When life expectancy figures are appropriately adjusted, the United States ranks number one in the world in life expectancy at birth (figure 19.9a). Without such adjustment, the United States ranks fifteenth. The disproportionate number of U.S. deaths due to violence is the principal reason for the nation to rank so low overall. These fatalities include all gunshot-related deaths (homicides and suicides) and also deaths due to automobile accidents or other injuries. Such deaths arguably have little to do with medical system performance but instead arise from social causes, lifestyle choices, or imperfections in other public efforts to reduce such deaths, such as highway safety.

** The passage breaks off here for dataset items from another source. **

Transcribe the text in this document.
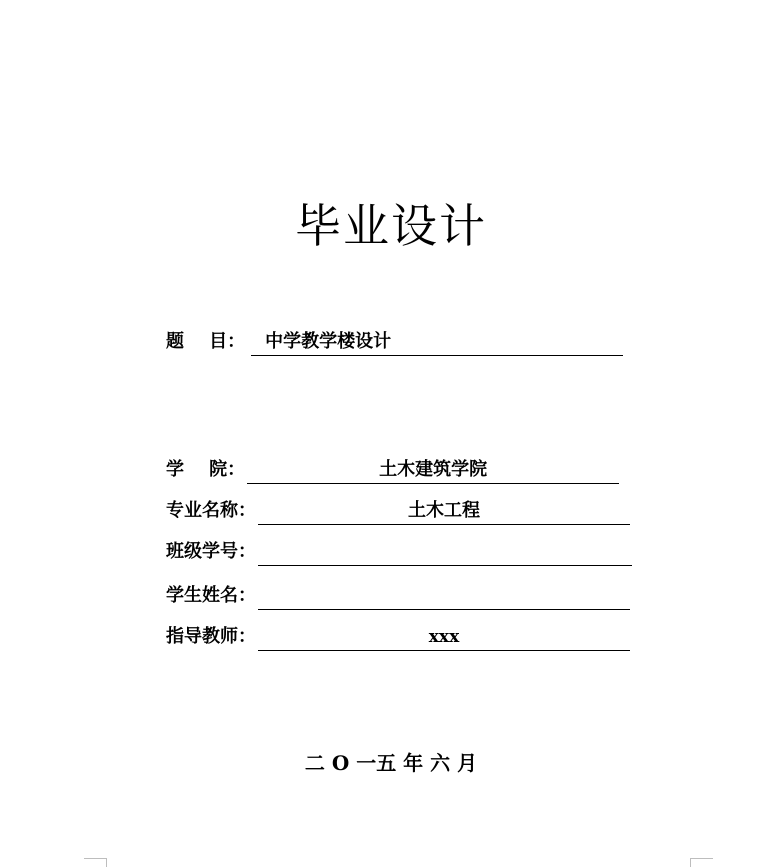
毕业设计
题    目： 中学教学楼设计
学    院：	土木建筑学院
专业名称：	土木工程
班级学号：
学生姓名：
指导教师：	xxx
二 O 一五 年 六 月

In figure 19.9a, each country was assumed to have the average fatal injury rate experienced over the 20 years examined. This has the effect of increasing life expectancy in countries that have a higher-than-average fatal injury rate, such as the United States. Conversely, it has the effect of lowering life expectancy in countries that have a lower-than-average fatal injury rate, such as Switzerland.
An OECD study shows that the availability of medical care (for example, supply of doctors and nurses relative to the population) is a relatively minor contributor to life expectancy. Increasing GDP per person by 10 percent, for example, would have almost four times as much impact on male life expectancy at birth as increasing the supply of doctors and nurses by the same percentage (figure 19.9b). In addition, increasing the level of education by 10 percent would have at least two to three times the impact as would the equivalent percent increase in doctor and nurse supply.
Changing behavior also can produce life expectancy gains that rival an increased supply of medical care services. A 10 percent reduction in smoking or excess use of alcohol (including any use of alcohol resulting in a fatal injury) would produce greater gains in male life expectancy than a 10 percent increase in the supply of doctors and nurses would.
None of these comparisons demonstrates which approach to increasing life expectancy is most cost-effective. They simply illustrate that differences in life expectancy across countries or states could arise even if they have medical care systems that are identical in performance.